Re: [PATCH v6] x86: load FPU registers on return to userland

From: Dave Hansen
Date: Tue Jan 15 2019 - 14:46:20 EST


On 1/15/19 4:44 AM, David Laight wrote:
> Once this is done it might be worth while adding a parameter to
> kernel_fpu_begin() to request the registers only when they don't
> need saving.
> This would benefit code paths where the gains are reasonable but not massive.
>
> The return value from kernel_fpu_begin() ought to indicate which
> registers are available - none, SSE, SSE2, AVX, AVX512 etc.
> So code can use an appropriate implementation.
> (I've not looked to see if this is already the case!)

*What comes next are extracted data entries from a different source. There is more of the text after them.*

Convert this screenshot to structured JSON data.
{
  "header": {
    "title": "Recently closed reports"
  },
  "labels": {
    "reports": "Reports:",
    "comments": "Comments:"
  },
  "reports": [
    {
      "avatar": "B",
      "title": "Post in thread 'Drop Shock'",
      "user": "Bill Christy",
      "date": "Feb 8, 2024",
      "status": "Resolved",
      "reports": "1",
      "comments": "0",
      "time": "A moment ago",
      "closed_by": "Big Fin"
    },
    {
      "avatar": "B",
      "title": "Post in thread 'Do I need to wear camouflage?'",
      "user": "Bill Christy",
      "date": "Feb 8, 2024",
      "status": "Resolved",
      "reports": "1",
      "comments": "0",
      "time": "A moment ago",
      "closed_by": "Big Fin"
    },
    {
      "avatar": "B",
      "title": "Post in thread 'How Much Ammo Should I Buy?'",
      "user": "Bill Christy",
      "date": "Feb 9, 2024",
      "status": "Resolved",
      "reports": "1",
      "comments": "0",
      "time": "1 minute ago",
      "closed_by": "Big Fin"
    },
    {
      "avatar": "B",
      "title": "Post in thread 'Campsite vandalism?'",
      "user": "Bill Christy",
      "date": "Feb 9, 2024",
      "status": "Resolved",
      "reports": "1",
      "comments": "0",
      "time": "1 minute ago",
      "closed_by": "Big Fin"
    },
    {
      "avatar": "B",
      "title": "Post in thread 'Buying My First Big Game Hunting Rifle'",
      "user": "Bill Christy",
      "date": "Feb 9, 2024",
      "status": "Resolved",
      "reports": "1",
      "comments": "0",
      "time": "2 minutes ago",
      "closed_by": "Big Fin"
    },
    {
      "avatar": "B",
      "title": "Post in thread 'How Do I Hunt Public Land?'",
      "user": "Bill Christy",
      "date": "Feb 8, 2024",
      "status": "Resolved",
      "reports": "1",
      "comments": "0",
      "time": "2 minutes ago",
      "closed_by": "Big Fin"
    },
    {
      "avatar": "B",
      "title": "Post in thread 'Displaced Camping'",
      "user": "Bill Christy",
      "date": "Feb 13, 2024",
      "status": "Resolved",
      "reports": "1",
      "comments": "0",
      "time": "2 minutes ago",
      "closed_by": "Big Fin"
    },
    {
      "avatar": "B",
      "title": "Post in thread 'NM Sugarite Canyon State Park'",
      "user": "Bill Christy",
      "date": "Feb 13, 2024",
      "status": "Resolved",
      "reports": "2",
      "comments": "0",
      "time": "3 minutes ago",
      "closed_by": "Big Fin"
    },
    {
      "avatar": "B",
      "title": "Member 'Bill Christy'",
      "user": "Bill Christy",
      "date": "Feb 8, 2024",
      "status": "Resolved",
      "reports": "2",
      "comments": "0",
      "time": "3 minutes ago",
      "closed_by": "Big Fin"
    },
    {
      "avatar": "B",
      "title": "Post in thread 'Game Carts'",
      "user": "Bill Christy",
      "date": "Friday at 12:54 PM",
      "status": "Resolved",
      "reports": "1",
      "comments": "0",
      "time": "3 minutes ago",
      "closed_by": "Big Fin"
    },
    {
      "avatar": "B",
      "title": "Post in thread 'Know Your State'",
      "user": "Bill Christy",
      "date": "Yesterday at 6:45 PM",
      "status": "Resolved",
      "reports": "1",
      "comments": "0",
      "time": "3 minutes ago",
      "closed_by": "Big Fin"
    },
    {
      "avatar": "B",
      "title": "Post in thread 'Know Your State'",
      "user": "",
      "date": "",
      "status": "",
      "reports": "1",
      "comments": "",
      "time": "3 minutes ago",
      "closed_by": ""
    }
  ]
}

Yeah, it would be sane to have both a mask passed, and returned, say:

got = kernel_fpu_begin(XFEATURE_MASK_AVX512, NO_XSAVE_ALLOWED);

if (got == XFEATURE_MASK_AVX512)
do_avx_512_goo();
else
do_integer_goo();

kernel_fpu_end(got)

Then, kernel_fpu_begin() can actually work without even *doing* an XSAVE:

/* Do we have to save state for anything in 'ask_mask'? */
if (all_states_are_init(ask_mask))
return ask_mask;

Then kernel_fpu_end() just needs to zero out (re-init) the state, which
it can do with XRSTORS and a careful combination of XSTATE_BV and the
requested feature bitmap (RFBM).

This is all just optimization, though.